In Mein Kampf, Hitler used the main thesis of "the Jewish peril", which speaks of an alleged Jewish conspiracy to gain world leadership. The narrative describes the process by which he became increasingly anti-semitic and militaristic, especially during his years in Vienna. Yet, the deeper origins of his anti-semitism remain a mystery. He speaks of not having met a Jew until he arrived in Vienna, and that at first his attitude was liberal and tolerant. When he first encountered the anti-semitic press, he says, he dismissed it as unworthy of serious consideration. Later he accepted the same anti-semitic views, which became crucial in his program of national reconstruction.

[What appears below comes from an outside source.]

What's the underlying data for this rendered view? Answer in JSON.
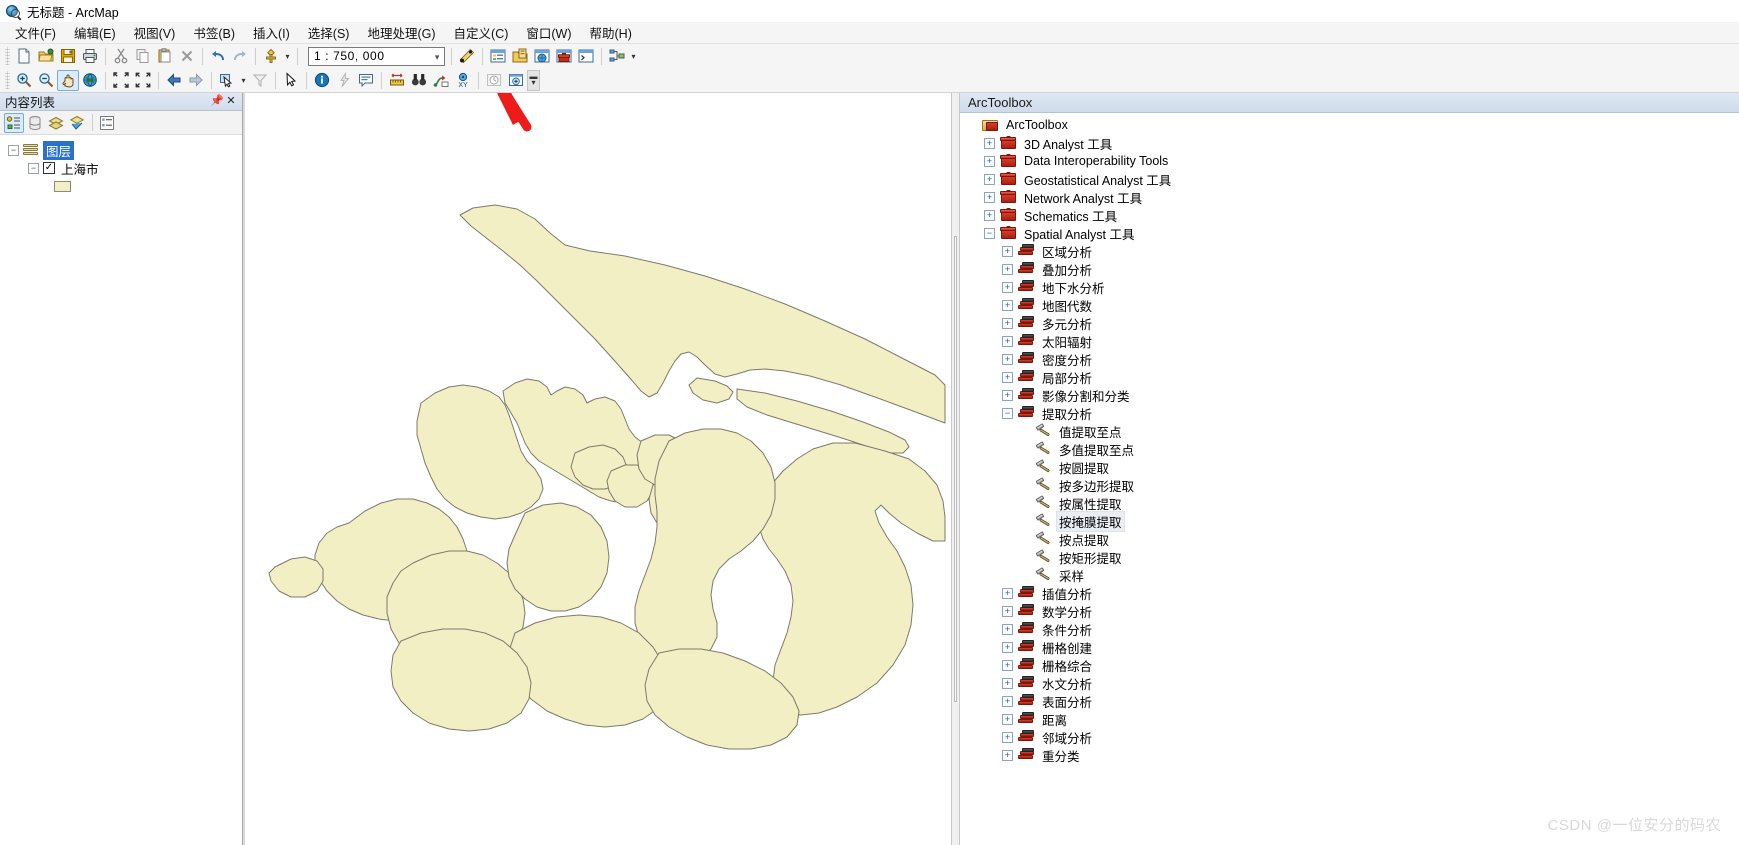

Mein Kampf has also been studied as a work on political theory. For example, Hitler announces his hatred of what he believed to be the world's twin evils: Communism and Judaism. The new territory that Germany needed to obtain would properly nurture the "historic destiny" of the German people; this goal, which Hitler referred to as Lebensraum (living space), explains why Hitler aggressively expanded Germany eastward, specifically the invasions of Czechoslovakia and Poland, before he launched his attack against Russia. In Mein Kampf Hitler openly states that the future of Germany "has to lie in the acquisition of land in the East at the expense of Russia."

In his work, Hitler blamed Germany’s chief woes on the parliament of the Weimar Republic, the Jews, and Social Democrats, as well as Marxists. He announced that he wanted to completely destroy the parliamentary system, believing it in principle to be corrupt, as those who reach power are inherent opportunists.